The Stoneman brothers are five grade levels apart, so when Ethan was going through the recruiting process, they knew they had a chance to play with each other. Grant redshirted because he didn’t play a game his sophomore year at University of Wisconsin-Madison, giving them the unique opportunity to play together if Ethan decided to come to Loyola. Grant said he might have had some sway in the decision.
“Technically, I’m not allowed to recruit because of NCAA [rules], but since he’s my brother, I’m pretty sure there’s some rule that I’m allowed to,” Grant, 22, said. “I just told him about everything that was here. I had him come down for a few visits and at the end of the day, he really liked it, so it was a great fit.”
Ethan, 18, said he was deciding between Northwestern University and Loyola, but ultimately decided on becoming a Rambler because of the computer science program and he “really loved Loyola.”
“I love the location,” Ethan said. “I love the team part of it, maybe not [classes] so much, but I love coming to practice everyday.
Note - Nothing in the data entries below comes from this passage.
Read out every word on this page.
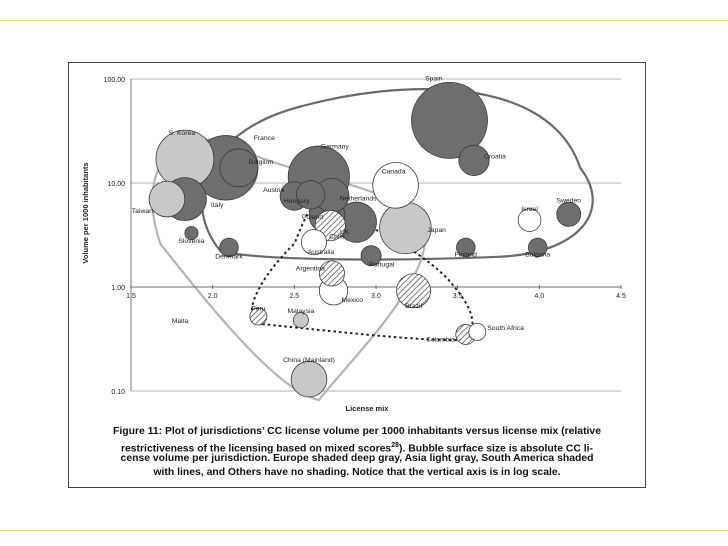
0.10
1.00
10.00
100.00
1.5	2.0	2.5	3.0	3.5	4.0	4.5
Spain
France
Germany
S. Korea
Japan
Canada
Italy
UK
Belgium
Poland
Taiwan
China (Mainland)
Netherlands
Brazil
Croatia
Chile
Austria
Hungary
Mexico
Australia
Argentina
Sweden
Israel
Portugal
Colombia
Denmark	Finland	Bulgaria
Peru
South Africa
Malaysia
Slovenia
Malta
Volume per 1000 inhabitants
License mix
Figure 11: Plot of jurisdictions’ CC license volume per 1000 inhabitants versus license mix (relative
restrictiveness of the licensing based on mixed scores$^{28}$). Bubble surface size is absolute CC li-
cense volume per jurisdiction. Europe shaded deep gray, Asia light gray, South America shaded
with lines, and Others have no shading. Notice that the vertical axis is in log scale.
Grinding with my team and with my brother and it’s just been a really nice experience this year.”
While any collegiate team is competitive, head coach Neil Jones said having siblings on the team brings sibling rivalry into an already present competition.
“Grant likes to show Ethan he’s the number one out of the two and Ethan likes to show Grant that he’s as good as Grant, if not better,” Jones said. “So, there’s a little bit of sibling competitive rivalry that bleeds into training sometimes, especially when they match up against each other in practice.”
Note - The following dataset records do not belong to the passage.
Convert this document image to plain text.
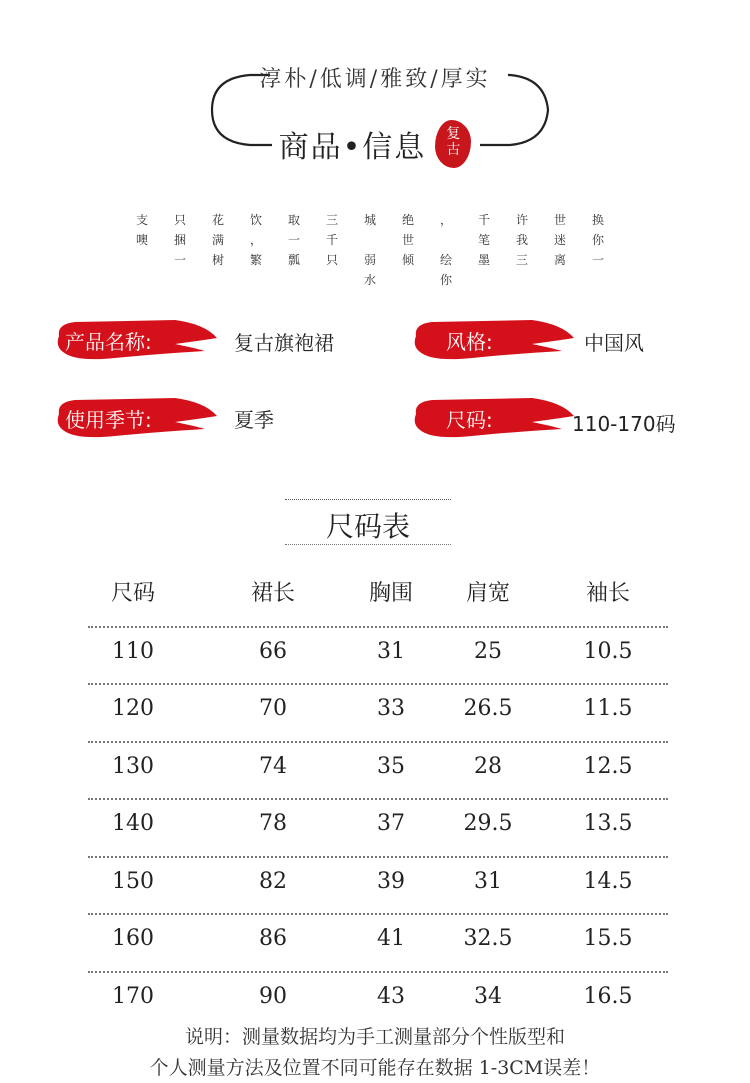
淳朴/低调/雅致/厚实
商品•信息	复
古
支
噢
只
捆
一
花
满
树
饮
，
繁
取
一
瓢
三
千
只
城
弱
水
绝
世
倾
，
绘
你
千
笔
墨
许
我
三
世
迷
离
换
你
一
产品名称:	复古旗袍裙	风格:	中国风
使用季节:	夏季	尺码:	110-170码
尺码表
尺码	裙长	胸围	肩宽	袖长
110	66	31	25	10.5
120	70	33	26.5	11.5
130	74	35	28	12.5
140	78	37	29.5	13.5
150	82	39	31	14.5
160	86	41	32.5	15.5
170	90	43	34	16.5
说明：测量数据均为手工测量部分个性版型和
个人测量方法及位置不同可能存在数据 1-3CM误差！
Grant said it’s been great to have his brother on campus with him. He said he often picks on Ethan on the field and puts more pressure on him compared to the other first-years.
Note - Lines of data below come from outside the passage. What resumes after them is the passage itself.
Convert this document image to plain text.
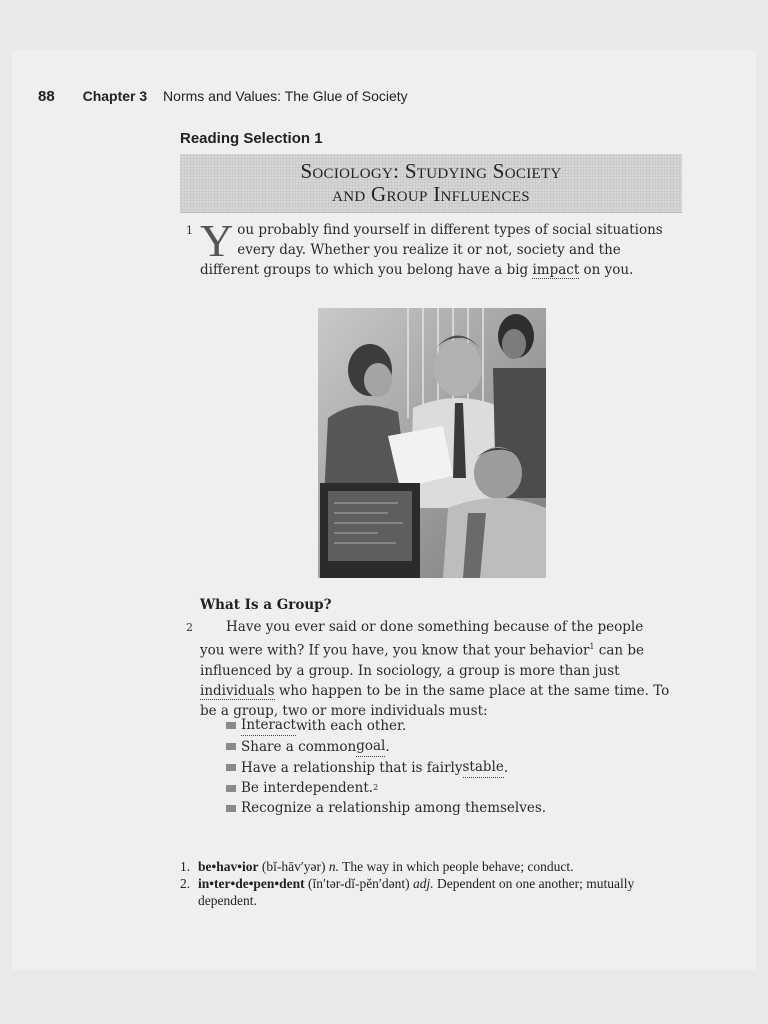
88 Chapter 3 Norms and Values: The Glue of Society
Reading Selection 1
Sociology: Studying Society
and Group Influences
1 You probably find yourself in different types of social situations every day. Whether you realize it or not, society and the different groups to which you belong have a big impact on you.
What Is a Group?
2	Have you ever said or done something because of the people you were with? If you have, you know that your behavior$^1$ can be influenced by a group. In sociology, a group is more than just individuals who happen to be in the same place at the same time. To be a group, two or more individuals must:
Interact with each other.
Share a common goal .
Have a relationship that is fairly stable .
Be interdependent. 2
Recognize a relationship among themselves.
1. be•hav•ior (bĭ-hāv′yər) n. The way in which people behave; conduct.
2. in•ter•de•pen•dent (ĭn′tər-dĭ-pĕn′dənt) adj. Dependent on one another; mutually dependent.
“I’m definitely harder on him than everyone else,” Grant said. “But he has to take it as I’m just trying to help him improve as a player because I’ve been around the block a little bit.”
Ethan said he’s taken his brother’s advice in stride and he’s been grateful to have his brother on the team to help him get acclimated to the college experience.
“He teaches me a lot about work ethic and stuff like that,” Ethan said. “It’s really helpful because he gives tips … he knows a lot about the college game. He pushes me a lot and I push him back sometimes.”
Grant said he thinks Ethan is better coming in as a first-year than he was. Even though he might be better, Grant said he still has a lot to work on and he set some goals for Ethan.
“I want him to integrate well and find what he’s good at in college,” Grant said. “I want him to find a good spot where he can do well in school. I definitely want him to hopefully get on the [Missouri Valley Conference] All-Freshman Team, that would be good for him.”
Ethan said having a brother on the team opens the door for the other teammates to poke fun at their mannerisms. He said the two are similar in many ways and the team teases them about their interactions.
“I know one thing is that we take a lot of things seriously,” Ethan said. “Someone will say it’s a joke, like they know its a joke but then me and Grant will be serious about it and act like we don’t care.”
Ultimately, Grant said it’s just nice to have a piece of home on campus. He said sometimes college is hard, so they’re lucky to have each other.
“It’s definitely unique it doesn’t happen a lot,” Grant said. “It’s hard at times because you’re trying to help him out as best as possible so at the end of the day it’s nice waking up everyday and seeing your brother on campus.”
The Stoneman brothers and the rest of the soccer team are scheduled to play Oct. 6 against Valparaiso University.